Let $R$ be the ring generated by $\{\sin, \cos, \sec\}$, closed under scalar multiplication by $\mathbb{R}$, and accompanied by a derivative operator $D$.
The following hold:
- $D(\sin) = \cos$
- $D(\cos) = -\sin$
- $D(\sec) = \sin \sec^2$
- $\sin^2 + \cos^2 = 1$
- $\cos \sec = 1$
Consider the equation $Dx = x$; it's a differential equation.
Let $S$ be the ring consisting of analytic real functions defined almost everywhere. I add in the defined almost everywhere constraint to cover the fact that $\sec$ is technically not a total function of the reals.

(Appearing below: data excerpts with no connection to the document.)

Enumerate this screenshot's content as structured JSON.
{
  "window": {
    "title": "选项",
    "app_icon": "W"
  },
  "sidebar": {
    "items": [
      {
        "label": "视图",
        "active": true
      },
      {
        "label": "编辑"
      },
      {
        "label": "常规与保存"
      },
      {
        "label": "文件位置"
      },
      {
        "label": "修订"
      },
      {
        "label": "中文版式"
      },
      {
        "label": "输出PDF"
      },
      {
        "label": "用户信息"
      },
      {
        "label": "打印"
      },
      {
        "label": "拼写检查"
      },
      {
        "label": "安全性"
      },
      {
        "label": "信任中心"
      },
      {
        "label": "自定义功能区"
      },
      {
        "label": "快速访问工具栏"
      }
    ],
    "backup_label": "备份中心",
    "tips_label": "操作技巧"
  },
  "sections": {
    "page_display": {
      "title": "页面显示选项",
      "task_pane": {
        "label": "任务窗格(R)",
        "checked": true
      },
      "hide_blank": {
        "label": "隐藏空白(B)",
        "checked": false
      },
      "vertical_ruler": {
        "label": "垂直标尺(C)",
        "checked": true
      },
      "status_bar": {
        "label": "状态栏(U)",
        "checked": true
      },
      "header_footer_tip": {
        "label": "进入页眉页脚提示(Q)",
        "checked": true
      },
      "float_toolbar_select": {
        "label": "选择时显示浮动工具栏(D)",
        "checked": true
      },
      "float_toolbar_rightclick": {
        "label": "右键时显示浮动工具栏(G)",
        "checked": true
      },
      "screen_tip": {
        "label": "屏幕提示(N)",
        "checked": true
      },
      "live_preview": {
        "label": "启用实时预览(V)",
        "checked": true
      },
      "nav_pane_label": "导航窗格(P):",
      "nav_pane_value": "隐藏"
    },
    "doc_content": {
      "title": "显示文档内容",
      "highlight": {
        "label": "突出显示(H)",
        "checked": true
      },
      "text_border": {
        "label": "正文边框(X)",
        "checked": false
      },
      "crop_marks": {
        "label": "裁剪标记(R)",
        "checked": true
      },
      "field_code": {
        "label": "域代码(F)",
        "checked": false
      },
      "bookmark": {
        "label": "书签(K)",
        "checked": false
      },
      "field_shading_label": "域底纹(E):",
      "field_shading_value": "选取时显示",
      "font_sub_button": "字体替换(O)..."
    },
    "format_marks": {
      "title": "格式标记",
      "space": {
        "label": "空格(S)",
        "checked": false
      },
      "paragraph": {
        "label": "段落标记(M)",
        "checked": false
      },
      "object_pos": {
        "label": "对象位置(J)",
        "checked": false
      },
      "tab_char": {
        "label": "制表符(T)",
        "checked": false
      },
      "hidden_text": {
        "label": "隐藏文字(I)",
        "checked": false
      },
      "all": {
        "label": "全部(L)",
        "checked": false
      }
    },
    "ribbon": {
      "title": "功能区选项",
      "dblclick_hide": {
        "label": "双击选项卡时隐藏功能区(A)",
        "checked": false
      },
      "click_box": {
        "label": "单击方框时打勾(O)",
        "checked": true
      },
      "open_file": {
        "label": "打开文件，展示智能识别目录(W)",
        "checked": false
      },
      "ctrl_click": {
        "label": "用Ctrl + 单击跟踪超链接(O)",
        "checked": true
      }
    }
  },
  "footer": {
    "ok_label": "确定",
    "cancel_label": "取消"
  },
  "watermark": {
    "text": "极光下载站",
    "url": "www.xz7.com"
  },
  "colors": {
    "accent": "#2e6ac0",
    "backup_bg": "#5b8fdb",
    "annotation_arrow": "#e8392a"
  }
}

Within $S$, the solution to $Dx=x$ is $\{ r\exp : r \in \mathbb{R} \}$.
$0$ is in $R$ and is a solution to $Dx=x$.
I claim that it is the only solution in $R$.
We can prove this by noting that any unbounded function in $R$ approaches positive or negative infinity as its argument approaches $\frac{\pi}{2}$.
Whenever $r \neq 0$, $r \exp$ is unbounded. However, it doesn't approach positive or negative infinity as its argument approaches $\frac{\pi}{2}$, therefore it is outside of $R$.
Alternatively, we could prove this by noting that every function in $R$ is periodic, and the only periodic multiple of $\exp$ is $0$, since $\exp$ is not periodic as a real function.
However, solving this problem in this way required pulling in a lot of information about how real functions behave, rather than treating the functions abstractly.
Is there a way to prove this algebraically, by appealing to the ring structure of $R$, the linearity of $D$, and the facts that we know about $D$?
The usual way of solving $f'=f$ with integrating factors from analysis still works algebraically. Put slightly differently, whenever $Dx=x$, $$D(\frac{x}{\exp})=\frac{D(x)\cdot\exp - xD(\exp)}{\exp^2}=0$$ So $\frac{x}{\exp}$ is a constant. Here we only used three facts:
While it's not needed in this problem, often it's easier and more elegant to consider the differential field $\mathbb C(z, e^z, e^{iz})$, which can be regarded as a subfield of the meromorphic functions over $\mathbb C$ (and in your case, we may consider only $\Bbb C(e^{iz}, e^z)$ without $z$.). Note that $\sin, \cos, \sec$ can all be defined with $e^{iz}$ alone. Most ways to solve ODEs can be symbolically carried out in $\mathbb C(z,e^z, e^{iz})$.
Edit. Upon reading the formulation of the question again, it seems the OP is assuming $X:=\{r\exp \mid r\in\mathbb R\}$ are all the solutions in $S$, and the problem is whether $X\cap R=\{0\}$, which is not addressed above. Well, here is a straightforward approach to show there is no nonzero solution in $\mathbb C(x)$ where $x=e^{iz}$ and since $R\subset \mathbb C(x)$, we're done.
Indeed, given $\frac{p(x)}{q(x)}\in \mathbb C(x)\setminus\{0\}$, we have (based on $Dx=ix$ and chain rule) $$ \frac{p(x)}{q(x)}=D[\frac{p(x)}{q(x)}] = \frac{p'q-pq'}{q^2}Dx = \frac{p'q-pq'}{q^2} ix$$ $$pq = (p'q-pq')ix$$
If the leading term of $p$ and $q$ are $a_mx^m\not=0$ and $b_nx^n\not=0$ respectively , comparing the leading terms of the two sides above, we get $$a_ma_nx^{m+n}=(m-n)a_ma_nix^{m+n}$$ $$(m-n)i=1$$ which is impossible since $m-n\in\mathbb Z$.
In this approach, we have used the quotient rule and the chain rule $Dr(x)=r'(x)Dx$, which makes sense in a field when $r$ is a ratio of two polynomials and could be established from the Leibniz rule.
Further we can actually show that $x=e^{iz}$ and $y=e^z$ are algebraically independent over $\mathbb C$. Indeed if $$\sum_{m,n}a_{mn}x^ny^m=0$$ is a minimal algebraic relation between $x,y$, then by taking derivative on both sides, we get $$\sum_{m,n}a_{mn}(in+m)x^ny^m=0$$
Now we can cancell the leading term in $\sum_{m,n}a_{mn}x^ny^m$, contradicting the minimality, unless all $(m+ni)$ are equal, so there is a single term, but this is impossible as $x^my^n\not=0$.